The Trump administration has announced that it will soon recommence the collection of defaulted student loans, marking the first such action in five years. This decision has raised concerns among millions of borrowers nationwide. The Department of Education disclosed that its Federal Student Aid office would restart collections on May 5, allowing it to deduct funds from tax refunds, Social Security benefits, and potentially wages of borrowers who have defaulted on their loans.
Education Secretary Linda McMahon stated that these actions aim to transition the federal student loan portfolio back into repayment, benefiting both borrowers and taxpayers. The change is expected to impact approximately 5.3 million borrowers who defaulted before the pandemic began. A borrower is classified as being in default when they fail to make a loan payment for at least 270 days.
Scott Buchanan, executive director of the nonprofit trade group Student Loan Servicing Alliance, emphasized the importance of addressing this issue promptly, as many borrowers are not currently in danger of delinquency but could be at risk in the coming months.
The Department of Education announced plans to issue wage garnishment notices later this summer, potentially seizing up to 15% of a borrower’s disposable income. Meanwhile, it is encouraging borrowers in default to begin making monthly payments or enroll in an income-driven repayment plan.
Mike Pierce, executive director of the Student Borrower Protection Center, acknowledged the fear and confusion borrowers may feel about resuming monthly payments they cannot afford. The current economic climate, coupled with rising costs due to tariffs, adds further strain on families with student debt.

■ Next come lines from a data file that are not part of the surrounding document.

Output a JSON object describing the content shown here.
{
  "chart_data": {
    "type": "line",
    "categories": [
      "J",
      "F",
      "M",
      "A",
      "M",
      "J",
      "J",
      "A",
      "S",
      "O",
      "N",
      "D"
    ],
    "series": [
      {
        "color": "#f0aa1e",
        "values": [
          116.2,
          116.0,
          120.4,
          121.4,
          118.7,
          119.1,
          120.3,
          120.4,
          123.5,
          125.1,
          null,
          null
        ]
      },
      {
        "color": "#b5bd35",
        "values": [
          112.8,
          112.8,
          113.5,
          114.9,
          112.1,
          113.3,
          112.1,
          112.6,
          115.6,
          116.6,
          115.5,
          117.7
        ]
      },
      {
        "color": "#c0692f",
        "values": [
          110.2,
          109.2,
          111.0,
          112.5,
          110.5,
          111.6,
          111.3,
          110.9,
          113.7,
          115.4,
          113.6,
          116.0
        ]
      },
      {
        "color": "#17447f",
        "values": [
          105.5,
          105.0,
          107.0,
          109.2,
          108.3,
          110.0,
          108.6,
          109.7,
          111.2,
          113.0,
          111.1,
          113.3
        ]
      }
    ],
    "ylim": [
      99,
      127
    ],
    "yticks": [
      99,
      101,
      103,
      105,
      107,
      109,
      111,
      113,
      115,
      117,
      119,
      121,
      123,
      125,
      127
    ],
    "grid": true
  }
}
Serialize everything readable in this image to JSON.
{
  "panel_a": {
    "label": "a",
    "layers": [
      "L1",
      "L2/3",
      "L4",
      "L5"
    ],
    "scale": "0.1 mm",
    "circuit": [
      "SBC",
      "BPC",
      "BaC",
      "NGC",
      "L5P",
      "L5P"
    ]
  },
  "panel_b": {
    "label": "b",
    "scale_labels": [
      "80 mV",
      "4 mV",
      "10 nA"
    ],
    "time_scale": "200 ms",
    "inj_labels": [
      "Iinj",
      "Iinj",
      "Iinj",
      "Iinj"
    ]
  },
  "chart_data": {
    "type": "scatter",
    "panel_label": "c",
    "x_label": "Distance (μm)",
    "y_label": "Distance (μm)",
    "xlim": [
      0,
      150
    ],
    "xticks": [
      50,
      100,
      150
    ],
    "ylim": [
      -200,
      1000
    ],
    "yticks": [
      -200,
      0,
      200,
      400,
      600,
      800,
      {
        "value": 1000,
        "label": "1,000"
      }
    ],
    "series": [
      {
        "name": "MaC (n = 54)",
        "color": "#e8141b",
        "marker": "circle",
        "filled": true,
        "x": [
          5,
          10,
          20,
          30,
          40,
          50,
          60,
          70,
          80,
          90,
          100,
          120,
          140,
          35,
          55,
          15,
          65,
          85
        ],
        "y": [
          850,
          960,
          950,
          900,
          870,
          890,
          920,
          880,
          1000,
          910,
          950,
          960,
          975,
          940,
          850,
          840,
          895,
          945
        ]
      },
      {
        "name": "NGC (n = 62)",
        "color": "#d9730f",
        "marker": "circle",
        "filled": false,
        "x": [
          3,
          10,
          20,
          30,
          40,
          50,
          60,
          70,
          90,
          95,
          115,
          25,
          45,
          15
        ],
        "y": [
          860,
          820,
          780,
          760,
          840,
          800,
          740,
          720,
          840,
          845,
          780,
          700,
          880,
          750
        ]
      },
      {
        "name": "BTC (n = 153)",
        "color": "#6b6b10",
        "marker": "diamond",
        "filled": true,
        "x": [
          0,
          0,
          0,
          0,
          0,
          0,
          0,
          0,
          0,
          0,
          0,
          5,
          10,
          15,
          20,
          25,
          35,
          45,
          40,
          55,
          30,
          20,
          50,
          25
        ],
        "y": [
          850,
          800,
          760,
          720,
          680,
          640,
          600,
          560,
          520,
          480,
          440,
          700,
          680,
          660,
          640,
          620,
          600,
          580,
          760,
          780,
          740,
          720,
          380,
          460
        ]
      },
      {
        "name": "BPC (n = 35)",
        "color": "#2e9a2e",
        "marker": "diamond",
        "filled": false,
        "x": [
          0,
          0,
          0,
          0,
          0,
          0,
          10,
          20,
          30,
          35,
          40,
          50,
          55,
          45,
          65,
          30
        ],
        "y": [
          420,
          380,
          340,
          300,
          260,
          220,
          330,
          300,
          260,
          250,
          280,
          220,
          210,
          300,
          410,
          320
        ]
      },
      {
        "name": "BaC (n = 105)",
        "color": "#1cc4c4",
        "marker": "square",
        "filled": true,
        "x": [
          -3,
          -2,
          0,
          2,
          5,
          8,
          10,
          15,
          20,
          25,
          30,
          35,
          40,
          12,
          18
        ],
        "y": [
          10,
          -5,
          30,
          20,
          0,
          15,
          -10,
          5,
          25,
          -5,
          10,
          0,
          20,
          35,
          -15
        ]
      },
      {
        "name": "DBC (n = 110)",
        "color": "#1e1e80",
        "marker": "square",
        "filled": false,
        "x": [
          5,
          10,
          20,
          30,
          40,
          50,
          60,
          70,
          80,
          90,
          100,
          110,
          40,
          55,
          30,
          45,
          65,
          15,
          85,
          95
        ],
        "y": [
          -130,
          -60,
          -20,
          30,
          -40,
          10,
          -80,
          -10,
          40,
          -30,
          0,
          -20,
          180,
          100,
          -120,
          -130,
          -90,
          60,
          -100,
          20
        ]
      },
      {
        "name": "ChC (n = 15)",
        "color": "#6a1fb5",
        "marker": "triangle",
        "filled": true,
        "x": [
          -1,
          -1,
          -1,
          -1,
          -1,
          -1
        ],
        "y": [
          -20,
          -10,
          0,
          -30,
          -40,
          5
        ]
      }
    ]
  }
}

Experts consulted by NPR provided insight into borrowers’ options as collections resume. Nearly 8 million borrowers were in default when the pandemic began, and the initial pause on collections was announced by the Trump administration in March 2020. The Biden administration extended the pause on federal student loan payments multiple times until October 2023; however, collections have now picked up once more.
Betsy Mayotte, president of the Institute of Student Loan Advisors (TISLA), explained that the resumption of loan collections was inevitable and not a new policy but rather the restoration of an existing one. She noted that the Department of Education is obligated to collect on debts owed to U.S. taxpayers.
The Trump administration, which opposes broad-based student loan forgiveness, reaffirmed its stance that student and parent borrowers, not taxpayers, must repay their student loans.
To help borrowers understand if they are affected, the Department of Education plans to contact all those in default before May 5 through emails and social media. Borrowers can also check their status on the StudentAid.gov website, which provides detailed information about their loans.
For borrowers in default, several options are available to exit this status. The quickest method is full loan repayment, though it may be challenging for most. Alternatives include loan consolidation and rehabilitation, which can remove the default status from credit reports or offer lower repayment options.
The Department of Education is experiencing significant reductions in workforce as a result of federal workforce cuts, potentially complicating loan navigation for borrowers. Despite these challenges, there are resources available to assist borrowers, including advocates, state ombudsmen, nonprofits, and online information.
Scott Buchanan advises borrowers to utilize the loan calculator on the federal student aid website to estimate their payments and select the best repayment plan, highlighting the flexibility of the federal student loan program in adjusting repayment options according to changing circumstances.